‘Typographic attacks’ bring OpenAI’s image recognition to its knees

CLIP identifiers before and after attaching a piece of paper that says 'iPod' to an apple.

CLIP identifiers before and after attaching a piece of paper that says ‘iPod’ to an apple.
Screenshot OpenAI Others

Cheating a terminator in not photographing you might be as simple as carrying a giant sign that says ROBOT, at least until Elon Musk-backed research group OpenAI trains their image recognition system not to misidentify things based on some of a Sharpie’s scribbles

OpenAI researchers published work last week on the neural network CLIP, their state-of-the-art system that allows computers to recognize the world around them. Neural networks are machine learning systems that can be trained over time to get better at a given task using a network of interconnected nodes – in the case of CLIP, identifying objects based on an image – in ways that are not always immediately apparent to system developers. The study published last week concerns “multimodal neurons ”, which exist in biological systems such as the brain as well as in artificial systems such as CLIP; they “respond to clusters of abstract concepts around a common high-level theme, rather than a specific visual feature.” At the highest levels, CLIP organizes images based on a ‘loose semantic set of ideas’.

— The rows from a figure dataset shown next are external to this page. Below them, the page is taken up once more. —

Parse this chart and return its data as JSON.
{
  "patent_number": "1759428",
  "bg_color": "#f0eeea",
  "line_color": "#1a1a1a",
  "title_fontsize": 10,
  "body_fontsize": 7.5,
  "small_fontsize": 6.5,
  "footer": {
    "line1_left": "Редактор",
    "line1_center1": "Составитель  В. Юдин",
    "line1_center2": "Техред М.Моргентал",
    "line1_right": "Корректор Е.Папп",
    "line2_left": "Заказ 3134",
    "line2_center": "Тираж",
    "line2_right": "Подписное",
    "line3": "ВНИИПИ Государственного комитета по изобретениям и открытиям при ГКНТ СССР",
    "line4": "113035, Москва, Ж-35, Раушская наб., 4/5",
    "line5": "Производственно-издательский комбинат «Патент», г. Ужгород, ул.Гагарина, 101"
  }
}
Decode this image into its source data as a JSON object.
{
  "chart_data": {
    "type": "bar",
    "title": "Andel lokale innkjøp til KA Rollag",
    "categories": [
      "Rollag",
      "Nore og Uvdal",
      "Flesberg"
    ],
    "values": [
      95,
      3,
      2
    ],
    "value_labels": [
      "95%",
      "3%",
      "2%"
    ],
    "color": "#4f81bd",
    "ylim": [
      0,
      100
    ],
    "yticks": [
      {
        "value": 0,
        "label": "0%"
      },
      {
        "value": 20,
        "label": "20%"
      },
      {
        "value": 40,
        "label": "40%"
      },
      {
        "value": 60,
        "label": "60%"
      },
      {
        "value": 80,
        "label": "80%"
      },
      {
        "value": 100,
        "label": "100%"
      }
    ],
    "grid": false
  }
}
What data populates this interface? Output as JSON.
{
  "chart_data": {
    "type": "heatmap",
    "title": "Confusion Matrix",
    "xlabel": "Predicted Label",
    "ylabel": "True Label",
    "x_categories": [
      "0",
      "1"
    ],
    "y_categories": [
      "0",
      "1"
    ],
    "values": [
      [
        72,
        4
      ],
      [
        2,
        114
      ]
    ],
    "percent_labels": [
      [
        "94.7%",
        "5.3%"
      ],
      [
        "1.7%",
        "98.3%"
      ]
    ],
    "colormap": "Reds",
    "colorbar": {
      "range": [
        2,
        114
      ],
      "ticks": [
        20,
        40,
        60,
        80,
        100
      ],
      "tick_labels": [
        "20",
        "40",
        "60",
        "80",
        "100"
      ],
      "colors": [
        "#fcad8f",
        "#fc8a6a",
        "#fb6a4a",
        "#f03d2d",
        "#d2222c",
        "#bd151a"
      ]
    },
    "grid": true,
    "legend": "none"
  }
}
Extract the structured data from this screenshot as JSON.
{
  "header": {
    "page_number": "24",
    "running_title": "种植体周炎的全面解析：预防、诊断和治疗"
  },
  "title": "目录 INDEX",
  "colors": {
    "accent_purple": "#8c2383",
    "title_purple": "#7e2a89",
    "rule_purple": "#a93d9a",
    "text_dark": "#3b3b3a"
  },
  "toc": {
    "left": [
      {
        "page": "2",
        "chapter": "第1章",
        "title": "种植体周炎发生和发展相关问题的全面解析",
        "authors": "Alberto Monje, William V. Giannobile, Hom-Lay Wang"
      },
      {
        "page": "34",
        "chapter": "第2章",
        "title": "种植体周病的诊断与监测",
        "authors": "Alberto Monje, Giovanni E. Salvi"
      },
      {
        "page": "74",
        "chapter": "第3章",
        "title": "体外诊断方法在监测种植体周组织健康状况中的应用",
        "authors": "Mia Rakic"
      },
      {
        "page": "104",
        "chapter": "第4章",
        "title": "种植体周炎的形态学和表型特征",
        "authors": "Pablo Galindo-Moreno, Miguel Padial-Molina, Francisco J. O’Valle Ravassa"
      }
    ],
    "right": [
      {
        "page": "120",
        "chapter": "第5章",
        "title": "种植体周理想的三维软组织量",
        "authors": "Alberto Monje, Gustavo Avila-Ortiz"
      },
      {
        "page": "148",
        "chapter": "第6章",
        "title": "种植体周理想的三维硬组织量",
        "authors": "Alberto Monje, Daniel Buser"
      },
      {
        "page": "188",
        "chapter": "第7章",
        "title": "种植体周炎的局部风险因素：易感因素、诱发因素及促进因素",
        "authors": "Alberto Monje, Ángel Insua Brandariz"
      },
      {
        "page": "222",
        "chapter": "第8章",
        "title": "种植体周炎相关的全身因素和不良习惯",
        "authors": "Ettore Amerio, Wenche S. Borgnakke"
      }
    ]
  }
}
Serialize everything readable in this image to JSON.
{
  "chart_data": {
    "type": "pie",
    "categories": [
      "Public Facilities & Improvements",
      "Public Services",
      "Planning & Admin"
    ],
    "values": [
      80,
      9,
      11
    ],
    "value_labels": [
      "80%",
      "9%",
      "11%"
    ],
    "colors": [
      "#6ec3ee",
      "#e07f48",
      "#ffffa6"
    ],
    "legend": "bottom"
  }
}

For example, the OpenAI team wrote: CLIP has a multimodal “Spider-Man” neuron that fires upon seeing an image of a spider, the word “spider”, or an image or drawing of the eponymous superhero. One side effect of multimodal neurons, according to the researchers, is that they can be used to fool CLIP: the research team was able to trick the system into identifying an apple (the fruit) as an iPod (the device made by Apple). by sticking a piece of paper on it that says “iPod”.

CLIP identifiers before and after attaching a piece of paper that says 'iPod' to an apple.

CLIP identifiers before and after attaching a piece of paper that says ‘iPod’ to an apple.
Graphic OpenAI Others

In addition, the system was actually Lake convinced it had correctly identified the item in question when it did.

The research team called the glitch a “typographic attack” because it would be insignificant for anyone aware of the problem to use it intentionally:

We believe that attacks such as those described above are anything but an academic concern. In fact, we find that using the model’s ability to read text robustly photos of handwritten text can often fool the model.

[…] We also believe that these attacks can also take a more subtle, less conspicuous form. An image given to CLIP is abstracted in many subtle and refined ways, and these abstractions can overly abstract – simplify and thus generalize general patterns.

This is not so much a failure of CLIP as it is an illustration of how complex the underlying associations it has built over time are. According to the GuardianOpenAI research has identified the conceptual models that CLIP builds are in many ways similar to the functioning of a human brain.

The researchers expected the apple / iPod problem to be just one obvious example of a problem that could manifest in myriad other ways in CLIP, as the multimodal neurons “generalize across the literal and the iconic, which is a double-edged” sword. ”For example, the system identifies a piggy bank as the combination of the neurons ‘finance’ and ‘dolls, toys’. The researchers found that CLIP thus identifies an image of a standard Poodle as a piggy bank when they forced the financial neuron to fire by drawing dollar signs on it.

The research team noted that the technique is similar to “hostile images, ”Those images are those created to trick neural networks into seeing something that isn’t there. But it is generally cheaper to run as it only requires paper and a way to write on it. (Like the Register noted, visual recognition systems are largely in their infancy and are vulnerable to a range of other simple attacks, such as a Tesla autopilot system developed by McAfee Labs researchers deceived in thinking a 35 mph highway sign was really an 80 mph sign with a few inches of electrical tape.)

CLIP’s association model, the researchers added, also had the potential to go significantly wrong and draw intolerant or racist conclusions about different types of people:

For example, we have observed a neuron from the “Middle East” [1895] with an association with terrorism; and an “immigration” neuron [395] that responds to Latin America. We even found a neuron that fires for dark skinned people as well as gorillas [1257], reflecting previous incidents of photo tagging in other models that we consider unacceptable.

“We believe that these studies of CLIP are only surfacing to understand the behavior of CLIP, and we invite the research community to participate in improving our understanding of CLIP and similar models,” the researchers wrote.

CLIP is not the only project that OpenAI has worked on. The GPT-3 text generator, those OpenAI researchers described in 2019 as too dangerous to let go come a long way and is now able to produce natural sounding (but not necessarily convincing) fake news articlesIn September 2020, Microsoft will have a exclusive license to put GPT-3 to work.